Desse modo, entendia que a questão da ocupação do território nacional pelos
sertanejos, ou a vinda de nordestinos para suprir a necessidade de mão de obra
do sul do Brasil, dependeriam apenas de organização do Estado brasileiro. Mas não
bastaria somente a doação de terras ou a criação de colônias agrícolas para a
população de migrantes, como sugeriam alguns. Era preciso investir contra a “defasagem
social” que acometiam os sertanejos nordestinos, como a falta de educação,
saúde e o acesso a novas técnicas agrícolas (Idem, p.18-24).
No
terceiro capítulo, Roquette-Pinto apresenta um curioso ensaio sobre concurso de
miss realizado no Rio de Janeiro, no
qual um grupo de “austeros professores” estava empenhado na “escolha da jovem
brasiliana que deverá representar a mulher deste país num certo concurso
internacional” (Idem, p. 25). Como um antropólogo que há mais de 25 anos vinha
dedicando seus estudos ao conhecimento das “raças humanas”, Roquette-Pinto
contestava o “critério sensorial de beleza” que os jurados empregavam na
escolha das misses. Para ele, tal critério poderia ser muito interessante para
um salão de baile, mas não “num processo de seleção matrimonial que os
estadistas estão querendo, mui justamente, controlar, em benefício da raça” (Idem,
p.31). Em seu ponto de vista, a escolha dessa miss deveria passar pelos critérios estéticos da “prova eugênica”,
verificando a sua “boa herança” através de “exames biológicos severos” de sua
morfologia, fisiologia, radiografia e antropometria, além de exame em
“laboratório de psicologia experimental” (Idem, p.26-27).

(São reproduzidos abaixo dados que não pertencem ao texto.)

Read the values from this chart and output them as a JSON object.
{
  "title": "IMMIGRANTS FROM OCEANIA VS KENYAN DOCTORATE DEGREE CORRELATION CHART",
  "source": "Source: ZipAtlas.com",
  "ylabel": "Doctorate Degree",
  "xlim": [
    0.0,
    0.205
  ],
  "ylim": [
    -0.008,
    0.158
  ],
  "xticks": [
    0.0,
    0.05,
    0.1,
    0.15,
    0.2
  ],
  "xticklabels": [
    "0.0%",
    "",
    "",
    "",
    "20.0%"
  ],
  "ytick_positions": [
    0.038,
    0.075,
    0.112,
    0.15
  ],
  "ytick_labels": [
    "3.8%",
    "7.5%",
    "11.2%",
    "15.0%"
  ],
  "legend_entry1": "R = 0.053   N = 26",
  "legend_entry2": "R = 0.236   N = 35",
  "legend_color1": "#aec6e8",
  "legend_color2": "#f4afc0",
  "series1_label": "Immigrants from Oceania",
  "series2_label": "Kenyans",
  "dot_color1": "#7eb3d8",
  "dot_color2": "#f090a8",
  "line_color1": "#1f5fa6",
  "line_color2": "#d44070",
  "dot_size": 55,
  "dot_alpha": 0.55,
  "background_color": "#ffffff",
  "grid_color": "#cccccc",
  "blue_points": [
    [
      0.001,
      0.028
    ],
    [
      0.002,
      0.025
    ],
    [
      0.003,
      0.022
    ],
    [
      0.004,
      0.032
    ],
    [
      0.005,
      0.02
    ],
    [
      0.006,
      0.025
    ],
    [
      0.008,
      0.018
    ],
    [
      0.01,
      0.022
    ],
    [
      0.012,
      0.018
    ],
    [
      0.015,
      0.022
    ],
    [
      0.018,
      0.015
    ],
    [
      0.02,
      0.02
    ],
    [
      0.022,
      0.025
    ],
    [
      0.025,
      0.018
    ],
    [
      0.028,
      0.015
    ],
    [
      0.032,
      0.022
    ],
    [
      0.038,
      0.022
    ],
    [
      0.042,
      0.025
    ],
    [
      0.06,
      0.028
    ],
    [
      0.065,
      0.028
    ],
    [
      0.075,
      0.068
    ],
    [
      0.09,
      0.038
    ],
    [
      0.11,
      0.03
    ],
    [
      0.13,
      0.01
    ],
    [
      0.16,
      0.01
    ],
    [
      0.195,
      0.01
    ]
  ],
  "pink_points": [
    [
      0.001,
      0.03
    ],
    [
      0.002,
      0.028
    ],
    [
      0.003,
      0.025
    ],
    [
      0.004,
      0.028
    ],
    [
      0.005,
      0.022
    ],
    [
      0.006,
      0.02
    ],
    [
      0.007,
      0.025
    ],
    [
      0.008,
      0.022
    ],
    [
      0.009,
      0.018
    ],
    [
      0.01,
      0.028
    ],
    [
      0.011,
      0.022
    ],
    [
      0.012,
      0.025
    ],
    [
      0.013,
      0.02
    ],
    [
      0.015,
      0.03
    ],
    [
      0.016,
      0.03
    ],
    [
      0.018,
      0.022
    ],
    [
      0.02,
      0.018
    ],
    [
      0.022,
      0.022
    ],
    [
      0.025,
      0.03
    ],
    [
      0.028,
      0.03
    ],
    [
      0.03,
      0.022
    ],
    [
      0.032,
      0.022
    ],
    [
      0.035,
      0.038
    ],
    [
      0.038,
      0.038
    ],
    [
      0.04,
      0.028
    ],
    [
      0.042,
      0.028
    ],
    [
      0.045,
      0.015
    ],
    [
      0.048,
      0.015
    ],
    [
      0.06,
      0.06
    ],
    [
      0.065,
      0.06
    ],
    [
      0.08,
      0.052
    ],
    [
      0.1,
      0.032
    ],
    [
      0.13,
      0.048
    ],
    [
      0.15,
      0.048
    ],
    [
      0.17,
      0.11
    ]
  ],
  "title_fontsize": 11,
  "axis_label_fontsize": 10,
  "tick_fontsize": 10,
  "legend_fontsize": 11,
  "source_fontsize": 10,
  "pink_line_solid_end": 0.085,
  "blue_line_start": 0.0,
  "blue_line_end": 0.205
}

De qualquer modo, apesar do equivoco do júri em deixar-se levar pelo
“critério sensorial”, desprezando os aspectos relacionados à herança racial, à
saúde física e mental, Roquette-Pinto concluía que o referido concurso teve o
mérito de chamar a atenção de todo o país para o “problema da raça”. Segundo
ele,
seria
lastimável não concorrer para que ele [o concurso de misses] se transforme em
coisa realmente bela e significativa: um grande povo, quarenta milhões de
indivíduos, anualmente festejando os seus filhos mais prendados em todo
sentido; mais fortes, mais lindos, mais dignos, por si e pelos seus
antepassados, de representar o ideal da sua gente” (Idem, p. 34-35).
Enquanto Roquette-Pinto via na educação eugênica a possibilidade de
aperfeiçoar a população nacional, o concurso de beleza feminino transformava-se
num modo eficiente de instalar na consciência nacional a preocupação com a formação
estética da nacionalidade, na qual predominariam, independente da origem
racial, os “tipos” mais “fortes”, “belos” e “saudáveis”.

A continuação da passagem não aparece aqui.